What is “Lifestyle Photography?” Photographer Lingo, Explained
Sometimes people ask me what I do for work and I answer, “I’m a lifestyle newborn, maternity, and family photographer.” They might ask a follow-up question about a studio and I’ll tell them I don’t have a studio, that I do lifestyle photography at clients’ homes or around Richmond instead. Sometimes I get very polite nods and then very quick topic changes in response, and I’ve come to realize that “lifestyle photography” might need further definition.
What exactly is lifestyle photography? Photographers like to throw lingo and industry jargon around, but we forget that the average non-photography person might not have a firm grasp of what lifestyle photography is. The vagueness of the phrase might prompt other images to pop into your head, like “lifestyles of the rich and famous” or “lifestyle magazines,” along with photos that are perfectly staged for ads and commercials. It might make you want to speak in a snobby British accent. It might make you think of perfectly curated homes, lawns, and gardens.

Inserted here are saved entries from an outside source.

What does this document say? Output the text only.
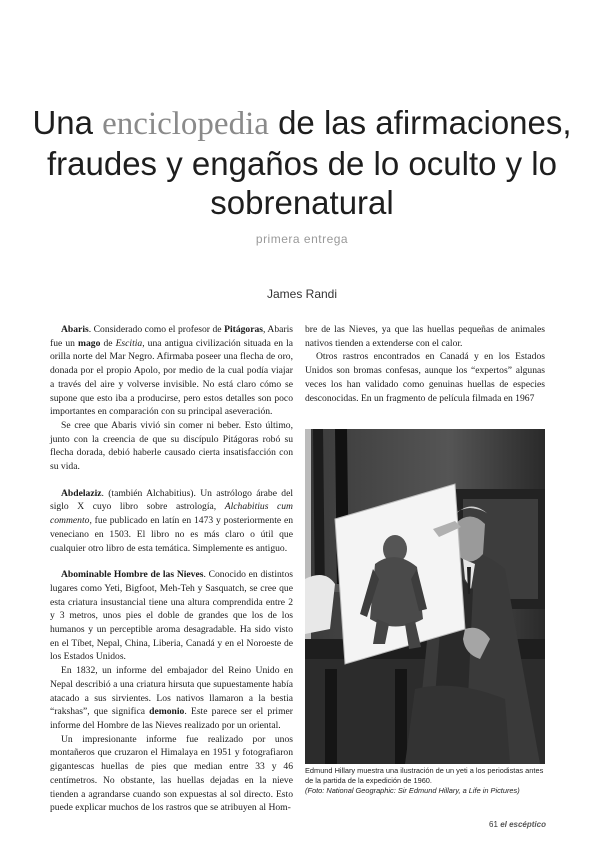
Una enciclopedia de las afirmaciones, fraudes y engaños de lo oculto y lo sobrenatural
primera entrega
James Randi

Abaris. Considerado como el profesor de Pitágoras, Abaris fue un mago de Escitia, una antigua civilización situada en la orilla norte del Mar Negro. Afirmaba poseer una flecha de oro, donada por el propio Apolo, por medio de la cual podía viajar a través del aire y volverse invisible. No está claro cómo se supone que esto iba a producirse, pero estos detalles son poco importantes en comparación con su principal aseveración.

Se cree que Abaris vivió sin comer ni beber. Esto último, junto con la creencia de que su discípulo Pitágoras robó su flecha dorada, debió haberle causado cierta insatisfacción con su vida.

Abdelaziz. (también Alchabitius). Un astrólogo árabe del siglo X cuyo libro sobre astrología, Alchabitius cum commento, fue publicado en latín en 1473 y posteriormente en veneciano en 1503. El libro no es más claro o útil que cualquier otro libro de esta temática. Simplemente es antiguo.

Abominable Hombre de las Nieves. Conocido en distintos lugares como Yeti, Bigfoot, Meh-Teh y Sasquatch, se cree que esta criatura insustancial tiene una altura comprendida entre 2 y 3 metros, unos pies el doble de grandes que los de los humanos y un perceptible aroma desagradable. Ha sido visto en el Tíbet, Nepal, China, Liberia, Canadá y en el Noroeste de los Estados Unidos.

En 1832, un informe del embajador del Reino Unido en Nepal describió a una criatura hirsuta que supuestamente había atacado a sus sirvientes. Los nativos llamaron a la bestia “rakshas”, que significa demonio. Este parece ser el primer informe del Hombre de las Nieves realizado por un oriental.

Un impresionante informe fue realizado por unos montañeros que cruzaron el Himalaya en 1951 y fotografiaron gigantescas huellas de pies que median entre 33 y 46 centímetros. No obstante, las huellas dejadas en la nieve tienden a agrandarse cuando son expuestas al sol directo. Esto puede explicar muchos de los rastros que se atribuyen al Hom-

bre de las Nieves, ya que las huellas pequeñas de animales nativos tienden a extenderse con el calor.

Otros rastros encontrados en Canadá y en los Estados Unidos son bromas confesas, aunque los “expertos” algunas veces los han validado como genuinas huellas de especies desconocidas. En un fragmento de película filmada en 1967

Edmund Hillary muestra una ilustración de un yeti a los periodistas antes de la partida de la expedición de 1960.
(Foto: National Geographic: Sir Edmund Hillary, a Life in Pictures)
61 el escéptico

Lifestyle photography is none of that, though. Lifestyle photography is lightly-directed photography, just slightly more directed than documentary style photography. While documentary photography is completely hands-off and simply documents the scene as it is (hence the easy to remember name), a lifestyle photography session includes some light instruction from your photographer.
Lifestyle photography is not heavily posed or curated. We use the phrase “lifestyle newborn photography” as kind of an opposite genre to studio-based newborn photography, where babies are heavily posed and composite imagery is used to create adorable, yet fabricated, scenes, in editing software after the session. Composite imagery means taking two or more images and putting them together to create one complete image, and is necessary for posed newborn photography, for safety’s sake.
Lifestyle newborn photography is also called natural, authentic, or at-home newborn photography. At a typical lifestyle newborn session, I’ll make direct family members on where to stand or sit based on the light in the room. I’ll give suggestions for activities or ways to hold your newborn so that we can get great photos. But you’re the one holding the baby, and the images we make are real, the connection is real, the emotions are real.
Lifestyle photography can be done at home or outdoors, and I’ve even seen some photographers set up a studio with a fake scene to let families come and do “lifestyle” photography there - though that feels a little less natural and authentic, in my opinion.
I use prompts to direct family members for lifestyle sessions, and often resort to awkward humor to get clients to relax at the beginning of a session. “Act like you like each other” is a go-to prompt for me, and it often makes two people who love each other very much actually LOOK like they love each other very much, and act more like they do in the real world, when a camera is not pointed at them.
The most posing I usually do is during maternity sessions, especially for a first baby. The combination of “new body, who dis” with nervous adults, without a baby or toddler around to break the ice, can make adults freeze up at the beginning of a session. Posing and heavy direction can help break up some of that tension as we get to know each other, before conversation gets going and trust develops. But as your family grows and you get more distracted by the needs of the littles around you, I often like to quiet down, step back, and allow the scene to develop naturally as your family interacts and connects with each other.
So basically, that’s it. I wrote “lifestyle photography” so many times above that it made me forget what lifestyle photography was really about for a minute. But for me, it’s all about real, authentic photography with very little instruction or posing, focused on the connections that you have together as a family.